Quantas pessoas não gostariam de trocar o marasmo e a infelicidade eterna por uma aventura? Por que deixar de viver, de procurar a felicidade? Essas são as grandes questões que a história joga na cara dos espectadores. E as respostas podem até ser óbvias, mas não são fáceis. Da teoria à prática há mais armadilhas do que se pode imaginar. Tentações, dúvidas, provações e o medo de trocar o certo pelo incerto. Mesmo sendo o certo, errado.

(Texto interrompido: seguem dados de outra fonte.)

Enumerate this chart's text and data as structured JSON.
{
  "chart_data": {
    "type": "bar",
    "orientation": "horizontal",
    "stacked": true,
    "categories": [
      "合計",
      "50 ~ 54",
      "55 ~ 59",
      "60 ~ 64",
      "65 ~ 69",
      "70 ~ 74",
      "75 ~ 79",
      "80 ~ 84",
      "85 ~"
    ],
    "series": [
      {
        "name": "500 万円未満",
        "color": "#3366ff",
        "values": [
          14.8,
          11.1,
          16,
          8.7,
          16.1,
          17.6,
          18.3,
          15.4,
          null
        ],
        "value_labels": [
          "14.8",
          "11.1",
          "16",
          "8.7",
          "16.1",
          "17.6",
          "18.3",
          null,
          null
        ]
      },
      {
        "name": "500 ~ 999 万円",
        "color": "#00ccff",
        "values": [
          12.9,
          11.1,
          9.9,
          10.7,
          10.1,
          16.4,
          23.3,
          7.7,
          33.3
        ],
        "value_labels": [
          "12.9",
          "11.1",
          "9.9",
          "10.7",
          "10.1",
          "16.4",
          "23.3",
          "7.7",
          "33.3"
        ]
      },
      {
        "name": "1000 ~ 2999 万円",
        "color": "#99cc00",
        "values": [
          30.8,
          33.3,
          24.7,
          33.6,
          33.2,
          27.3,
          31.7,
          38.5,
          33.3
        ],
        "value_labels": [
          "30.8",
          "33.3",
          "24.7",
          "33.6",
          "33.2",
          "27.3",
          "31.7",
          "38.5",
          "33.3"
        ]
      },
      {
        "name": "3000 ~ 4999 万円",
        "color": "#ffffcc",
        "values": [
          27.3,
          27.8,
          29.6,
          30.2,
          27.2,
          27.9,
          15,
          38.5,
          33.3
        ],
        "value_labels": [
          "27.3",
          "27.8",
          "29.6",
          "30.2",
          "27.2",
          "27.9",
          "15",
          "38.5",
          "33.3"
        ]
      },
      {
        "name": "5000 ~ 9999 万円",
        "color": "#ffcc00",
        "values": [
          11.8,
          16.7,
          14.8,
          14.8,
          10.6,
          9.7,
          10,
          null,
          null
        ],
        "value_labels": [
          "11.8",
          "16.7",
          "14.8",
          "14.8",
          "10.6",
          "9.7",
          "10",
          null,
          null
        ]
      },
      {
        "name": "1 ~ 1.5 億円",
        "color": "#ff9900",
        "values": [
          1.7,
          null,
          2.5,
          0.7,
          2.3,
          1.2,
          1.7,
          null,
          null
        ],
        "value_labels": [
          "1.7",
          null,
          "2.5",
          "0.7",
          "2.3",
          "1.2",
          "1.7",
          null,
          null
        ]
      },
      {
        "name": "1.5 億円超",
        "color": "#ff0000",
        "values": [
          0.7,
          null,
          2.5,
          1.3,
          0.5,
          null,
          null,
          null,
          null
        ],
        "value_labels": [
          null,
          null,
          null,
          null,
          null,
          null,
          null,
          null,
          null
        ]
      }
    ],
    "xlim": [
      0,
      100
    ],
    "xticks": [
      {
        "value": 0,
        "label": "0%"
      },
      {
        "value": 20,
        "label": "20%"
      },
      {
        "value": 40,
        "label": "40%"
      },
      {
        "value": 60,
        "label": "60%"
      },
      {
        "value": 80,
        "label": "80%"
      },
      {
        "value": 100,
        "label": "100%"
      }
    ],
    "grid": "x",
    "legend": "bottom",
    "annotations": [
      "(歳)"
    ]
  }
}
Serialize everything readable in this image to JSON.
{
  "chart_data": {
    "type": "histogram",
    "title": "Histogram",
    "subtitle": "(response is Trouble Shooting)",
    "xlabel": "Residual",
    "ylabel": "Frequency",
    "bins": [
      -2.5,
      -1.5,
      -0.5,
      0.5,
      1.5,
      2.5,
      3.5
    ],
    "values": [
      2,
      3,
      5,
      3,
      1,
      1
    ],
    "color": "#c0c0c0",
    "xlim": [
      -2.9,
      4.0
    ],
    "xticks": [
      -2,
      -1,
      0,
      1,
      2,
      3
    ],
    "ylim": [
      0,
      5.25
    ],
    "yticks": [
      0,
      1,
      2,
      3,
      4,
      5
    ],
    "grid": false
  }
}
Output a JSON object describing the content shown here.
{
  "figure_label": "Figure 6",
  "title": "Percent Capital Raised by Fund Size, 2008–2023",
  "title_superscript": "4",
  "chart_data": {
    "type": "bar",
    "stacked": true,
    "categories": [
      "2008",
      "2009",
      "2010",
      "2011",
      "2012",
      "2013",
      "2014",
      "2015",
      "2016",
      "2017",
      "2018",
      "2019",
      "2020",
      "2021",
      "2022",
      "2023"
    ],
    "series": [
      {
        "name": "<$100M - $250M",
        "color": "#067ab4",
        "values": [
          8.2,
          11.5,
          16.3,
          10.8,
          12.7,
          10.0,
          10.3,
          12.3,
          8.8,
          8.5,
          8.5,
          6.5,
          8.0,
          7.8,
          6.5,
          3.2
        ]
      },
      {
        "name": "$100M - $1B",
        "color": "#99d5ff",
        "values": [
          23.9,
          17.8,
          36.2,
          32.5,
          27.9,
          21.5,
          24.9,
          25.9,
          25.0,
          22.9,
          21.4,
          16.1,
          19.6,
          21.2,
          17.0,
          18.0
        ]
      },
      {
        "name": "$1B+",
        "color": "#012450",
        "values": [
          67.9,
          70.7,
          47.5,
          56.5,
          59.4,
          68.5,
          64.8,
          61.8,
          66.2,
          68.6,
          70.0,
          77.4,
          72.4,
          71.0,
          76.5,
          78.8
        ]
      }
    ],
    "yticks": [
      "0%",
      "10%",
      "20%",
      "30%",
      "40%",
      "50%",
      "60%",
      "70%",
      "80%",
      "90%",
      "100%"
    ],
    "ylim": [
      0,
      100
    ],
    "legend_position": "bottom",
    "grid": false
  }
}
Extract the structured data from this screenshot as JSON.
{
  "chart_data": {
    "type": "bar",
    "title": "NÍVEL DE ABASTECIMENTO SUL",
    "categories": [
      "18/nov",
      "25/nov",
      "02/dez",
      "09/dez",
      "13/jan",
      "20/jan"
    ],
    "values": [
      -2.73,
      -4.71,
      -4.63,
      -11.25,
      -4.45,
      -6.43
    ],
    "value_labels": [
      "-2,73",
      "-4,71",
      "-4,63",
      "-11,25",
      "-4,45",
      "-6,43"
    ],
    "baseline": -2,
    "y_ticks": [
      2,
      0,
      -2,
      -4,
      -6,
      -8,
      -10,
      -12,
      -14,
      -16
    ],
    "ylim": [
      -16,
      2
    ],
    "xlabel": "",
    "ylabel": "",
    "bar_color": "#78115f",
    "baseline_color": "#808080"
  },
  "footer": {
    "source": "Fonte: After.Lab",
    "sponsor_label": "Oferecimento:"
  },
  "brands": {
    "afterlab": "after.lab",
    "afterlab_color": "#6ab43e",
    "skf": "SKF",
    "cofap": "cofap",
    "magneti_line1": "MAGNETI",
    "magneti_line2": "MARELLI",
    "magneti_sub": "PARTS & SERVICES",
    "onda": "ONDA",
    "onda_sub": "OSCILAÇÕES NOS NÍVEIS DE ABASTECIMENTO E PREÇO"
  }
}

Como se faz com certa frequência no cinema e na TV, cabe ao desajustado falar o óbvio. É por isso que Michael Shannon conseguiu uma justa indicação ao Oscar de Melhor Ator Coadjuvante. Diferente dos outros seres vivos que habitam o subúrbio, seu personagem, John, não vive das aparências e não guarda seus pensamentos. Sua língua afiada corta quem estiver passando pela frente.

Mas não é Shannon o único destaque do filme. Apesar da Direção de Arte e Figurino também estarem entre os indicados ao Oscar, a trilha sonora e os dois atores principais poderiam estar em qualquer lista. DiCaprio mostra mais uma vez seu potencial como ator dramático. E Winslet é o que move todo o filme. Pena que os eleitores da Academia tenha decidido indicá-la ao Oscar pelo drama O Leitor, pois aqui ela está muito melhor.

Agora, antes de pegar suas coisas e ir para o cinema, um aviso: não vá esperando um novo Titanic. Foi Apenas Um Sonho é Sam Mendes. É drama. É atuação acima da média em diálogos que na boca de outros atores soaria pretensioso ou falso. Entenda isso e saboreie a genial última cena.